Leonardo DiCaprio is a career-best in this role. He should’ve been rewarded with an Oscar for The Wolf of Wall Street, but here he shows again why he is one of the best actors in the business. It’s a more physical performance than were used to from him, but he commands every second of screen time that he has. The journey we take with him is astounding, and the small scenes of his excruciating recovery are acted so well by just his body language. Tom Hardy does the same, but we’re used to the animalistic version of Hardy, it’s just another performance in a considerably great run by him over the last two years or so.
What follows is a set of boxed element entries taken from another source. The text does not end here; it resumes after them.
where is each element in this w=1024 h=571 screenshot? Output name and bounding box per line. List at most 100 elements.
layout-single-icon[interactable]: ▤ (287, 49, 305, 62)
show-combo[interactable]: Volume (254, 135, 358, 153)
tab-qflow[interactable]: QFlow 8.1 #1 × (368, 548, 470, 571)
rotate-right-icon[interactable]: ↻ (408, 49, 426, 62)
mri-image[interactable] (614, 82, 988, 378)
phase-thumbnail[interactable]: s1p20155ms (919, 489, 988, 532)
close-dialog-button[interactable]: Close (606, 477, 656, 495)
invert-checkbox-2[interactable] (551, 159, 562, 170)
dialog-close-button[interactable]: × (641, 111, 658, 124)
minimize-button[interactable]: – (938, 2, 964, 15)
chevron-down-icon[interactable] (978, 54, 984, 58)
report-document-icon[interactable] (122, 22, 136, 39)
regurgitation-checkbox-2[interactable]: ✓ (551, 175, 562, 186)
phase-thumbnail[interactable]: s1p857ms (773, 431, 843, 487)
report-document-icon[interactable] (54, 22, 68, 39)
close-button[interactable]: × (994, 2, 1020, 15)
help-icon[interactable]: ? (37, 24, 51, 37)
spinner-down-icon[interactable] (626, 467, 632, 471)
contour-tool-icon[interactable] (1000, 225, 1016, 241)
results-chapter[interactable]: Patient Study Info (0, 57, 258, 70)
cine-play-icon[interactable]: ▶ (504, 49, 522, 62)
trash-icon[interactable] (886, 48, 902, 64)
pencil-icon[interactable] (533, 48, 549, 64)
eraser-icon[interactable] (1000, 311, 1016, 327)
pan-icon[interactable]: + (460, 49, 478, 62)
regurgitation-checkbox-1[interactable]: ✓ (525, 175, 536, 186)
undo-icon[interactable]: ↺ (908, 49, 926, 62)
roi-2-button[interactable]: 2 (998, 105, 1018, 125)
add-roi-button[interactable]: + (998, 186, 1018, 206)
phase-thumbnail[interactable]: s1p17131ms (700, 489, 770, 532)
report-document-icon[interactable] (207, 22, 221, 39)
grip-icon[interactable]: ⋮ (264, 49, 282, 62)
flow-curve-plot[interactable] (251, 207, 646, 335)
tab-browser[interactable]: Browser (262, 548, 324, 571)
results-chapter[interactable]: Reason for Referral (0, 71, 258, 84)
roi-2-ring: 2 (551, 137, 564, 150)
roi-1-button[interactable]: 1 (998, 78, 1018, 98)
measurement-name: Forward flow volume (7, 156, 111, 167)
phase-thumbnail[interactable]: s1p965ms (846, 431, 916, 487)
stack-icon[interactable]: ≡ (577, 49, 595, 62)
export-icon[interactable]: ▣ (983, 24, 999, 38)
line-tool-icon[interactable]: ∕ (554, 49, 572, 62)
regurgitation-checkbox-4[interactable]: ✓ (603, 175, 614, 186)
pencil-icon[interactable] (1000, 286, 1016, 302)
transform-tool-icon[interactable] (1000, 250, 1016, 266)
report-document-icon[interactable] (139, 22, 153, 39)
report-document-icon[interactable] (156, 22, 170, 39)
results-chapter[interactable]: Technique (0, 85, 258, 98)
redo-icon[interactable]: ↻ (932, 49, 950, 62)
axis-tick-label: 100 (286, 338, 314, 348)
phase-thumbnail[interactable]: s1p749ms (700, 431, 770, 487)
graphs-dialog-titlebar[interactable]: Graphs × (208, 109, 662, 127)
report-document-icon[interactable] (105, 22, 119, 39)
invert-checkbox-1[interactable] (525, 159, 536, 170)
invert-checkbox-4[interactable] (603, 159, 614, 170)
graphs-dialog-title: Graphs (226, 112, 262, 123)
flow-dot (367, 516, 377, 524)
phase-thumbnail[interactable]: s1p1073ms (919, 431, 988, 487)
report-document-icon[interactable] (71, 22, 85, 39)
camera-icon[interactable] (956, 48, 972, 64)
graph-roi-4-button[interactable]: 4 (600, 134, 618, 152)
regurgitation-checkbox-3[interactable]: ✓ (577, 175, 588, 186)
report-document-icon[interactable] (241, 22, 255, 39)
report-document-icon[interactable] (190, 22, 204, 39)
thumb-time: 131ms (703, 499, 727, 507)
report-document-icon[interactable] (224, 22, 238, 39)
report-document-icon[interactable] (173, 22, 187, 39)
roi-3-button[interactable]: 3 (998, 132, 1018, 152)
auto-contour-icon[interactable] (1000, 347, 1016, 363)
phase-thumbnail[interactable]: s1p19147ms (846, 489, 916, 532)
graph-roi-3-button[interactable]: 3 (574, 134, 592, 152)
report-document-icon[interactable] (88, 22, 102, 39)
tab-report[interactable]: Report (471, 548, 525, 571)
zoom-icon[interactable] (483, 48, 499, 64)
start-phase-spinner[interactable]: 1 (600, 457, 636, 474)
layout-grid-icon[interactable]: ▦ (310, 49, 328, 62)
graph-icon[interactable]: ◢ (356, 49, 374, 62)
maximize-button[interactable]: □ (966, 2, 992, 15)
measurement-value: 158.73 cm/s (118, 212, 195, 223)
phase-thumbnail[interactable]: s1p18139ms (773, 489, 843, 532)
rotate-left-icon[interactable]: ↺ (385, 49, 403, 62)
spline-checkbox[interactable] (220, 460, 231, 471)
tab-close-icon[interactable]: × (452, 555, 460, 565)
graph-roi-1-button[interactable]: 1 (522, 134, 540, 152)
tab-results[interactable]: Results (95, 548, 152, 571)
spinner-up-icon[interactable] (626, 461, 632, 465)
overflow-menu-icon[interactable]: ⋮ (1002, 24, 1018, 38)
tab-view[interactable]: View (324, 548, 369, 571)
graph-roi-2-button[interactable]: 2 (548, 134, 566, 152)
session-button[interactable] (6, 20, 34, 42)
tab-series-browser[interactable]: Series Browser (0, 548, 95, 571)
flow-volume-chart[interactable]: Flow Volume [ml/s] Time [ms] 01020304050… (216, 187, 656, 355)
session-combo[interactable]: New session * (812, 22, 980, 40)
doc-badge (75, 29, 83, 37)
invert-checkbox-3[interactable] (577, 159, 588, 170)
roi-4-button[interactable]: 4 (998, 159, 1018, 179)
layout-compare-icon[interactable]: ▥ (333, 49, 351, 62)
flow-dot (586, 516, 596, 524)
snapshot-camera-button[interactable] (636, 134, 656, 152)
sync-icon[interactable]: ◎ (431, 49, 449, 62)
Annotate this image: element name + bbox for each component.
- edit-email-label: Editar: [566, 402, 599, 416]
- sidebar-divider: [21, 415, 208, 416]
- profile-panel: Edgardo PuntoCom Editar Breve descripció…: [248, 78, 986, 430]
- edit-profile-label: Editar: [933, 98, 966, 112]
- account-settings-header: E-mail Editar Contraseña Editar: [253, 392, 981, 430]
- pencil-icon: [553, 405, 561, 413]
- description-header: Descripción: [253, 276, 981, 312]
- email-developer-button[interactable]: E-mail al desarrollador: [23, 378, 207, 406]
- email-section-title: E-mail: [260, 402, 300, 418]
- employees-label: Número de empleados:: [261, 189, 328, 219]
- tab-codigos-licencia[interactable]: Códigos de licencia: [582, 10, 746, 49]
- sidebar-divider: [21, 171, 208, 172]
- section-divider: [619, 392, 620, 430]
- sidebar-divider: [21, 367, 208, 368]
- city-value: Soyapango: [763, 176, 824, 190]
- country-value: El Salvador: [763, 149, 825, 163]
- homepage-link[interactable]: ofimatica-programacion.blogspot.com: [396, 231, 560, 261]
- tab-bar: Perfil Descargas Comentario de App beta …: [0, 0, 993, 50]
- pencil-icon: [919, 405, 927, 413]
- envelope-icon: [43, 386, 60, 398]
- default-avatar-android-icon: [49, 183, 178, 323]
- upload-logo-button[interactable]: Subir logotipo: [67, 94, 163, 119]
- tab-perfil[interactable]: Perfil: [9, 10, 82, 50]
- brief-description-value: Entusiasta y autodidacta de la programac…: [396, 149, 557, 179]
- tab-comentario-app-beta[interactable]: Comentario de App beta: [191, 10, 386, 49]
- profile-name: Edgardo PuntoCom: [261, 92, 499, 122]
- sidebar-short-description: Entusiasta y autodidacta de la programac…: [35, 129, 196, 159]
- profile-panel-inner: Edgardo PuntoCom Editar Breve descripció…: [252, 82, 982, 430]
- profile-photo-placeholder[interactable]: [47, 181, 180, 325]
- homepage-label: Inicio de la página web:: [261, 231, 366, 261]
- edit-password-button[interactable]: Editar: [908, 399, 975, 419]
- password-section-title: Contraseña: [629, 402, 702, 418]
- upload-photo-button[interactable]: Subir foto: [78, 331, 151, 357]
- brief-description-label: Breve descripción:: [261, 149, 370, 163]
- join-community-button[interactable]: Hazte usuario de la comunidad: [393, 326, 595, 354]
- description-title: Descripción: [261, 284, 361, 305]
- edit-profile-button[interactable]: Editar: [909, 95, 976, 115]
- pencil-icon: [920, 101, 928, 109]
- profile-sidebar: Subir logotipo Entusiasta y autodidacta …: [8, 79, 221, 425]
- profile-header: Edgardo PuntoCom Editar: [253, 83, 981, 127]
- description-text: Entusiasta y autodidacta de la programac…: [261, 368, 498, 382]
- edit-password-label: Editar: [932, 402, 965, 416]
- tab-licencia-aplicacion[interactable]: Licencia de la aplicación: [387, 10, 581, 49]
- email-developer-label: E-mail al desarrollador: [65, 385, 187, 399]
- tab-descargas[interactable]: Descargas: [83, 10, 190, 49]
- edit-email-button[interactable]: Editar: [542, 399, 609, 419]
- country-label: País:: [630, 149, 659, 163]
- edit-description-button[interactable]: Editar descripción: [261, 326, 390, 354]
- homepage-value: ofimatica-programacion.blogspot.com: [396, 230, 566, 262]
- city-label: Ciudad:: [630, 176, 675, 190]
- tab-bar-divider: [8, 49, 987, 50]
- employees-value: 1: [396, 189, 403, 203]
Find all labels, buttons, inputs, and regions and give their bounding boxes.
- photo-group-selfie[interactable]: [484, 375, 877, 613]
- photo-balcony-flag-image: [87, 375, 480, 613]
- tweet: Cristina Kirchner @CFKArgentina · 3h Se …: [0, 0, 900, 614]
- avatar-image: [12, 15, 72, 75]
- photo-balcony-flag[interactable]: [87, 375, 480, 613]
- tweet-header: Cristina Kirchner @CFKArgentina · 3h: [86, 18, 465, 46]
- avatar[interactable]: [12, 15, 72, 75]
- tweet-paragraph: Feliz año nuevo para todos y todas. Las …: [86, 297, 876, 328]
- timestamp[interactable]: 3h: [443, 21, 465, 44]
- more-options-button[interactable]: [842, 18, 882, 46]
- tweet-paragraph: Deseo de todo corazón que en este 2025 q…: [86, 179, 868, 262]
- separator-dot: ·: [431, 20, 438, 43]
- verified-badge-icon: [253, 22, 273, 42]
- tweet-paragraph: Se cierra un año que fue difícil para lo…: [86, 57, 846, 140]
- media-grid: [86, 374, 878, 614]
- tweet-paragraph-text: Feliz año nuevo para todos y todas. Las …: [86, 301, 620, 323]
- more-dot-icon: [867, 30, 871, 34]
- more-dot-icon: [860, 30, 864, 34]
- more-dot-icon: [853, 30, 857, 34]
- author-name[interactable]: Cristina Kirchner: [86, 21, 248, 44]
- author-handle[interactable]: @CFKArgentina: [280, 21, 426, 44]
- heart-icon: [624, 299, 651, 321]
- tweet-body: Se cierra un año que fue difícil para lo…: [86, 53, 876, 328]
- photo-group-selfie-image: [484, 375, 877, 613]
Relentlessly beautiful, action-packed, disturbing, and just wonderful, The Revenant is THE movie of 2015 along with ‘Star Wars’ and every second of it is immersive and powerful. It’s two great actors, a great director, the greatest cinematographer, and a great team, landscape, and idea blended together to create a true masterpiece. There’s no question that this should win Best Picture at the Oscars, and there’s really not much of a debate in terms of what movie tried the hardest to be transcendent art. This is exactly what the movie industry needs, an injection of the hardest work possible on a film. It’s astounding how much a three hour movie with no dialogue can have every audience member on the edge of their seat. Its intensity is unmatched.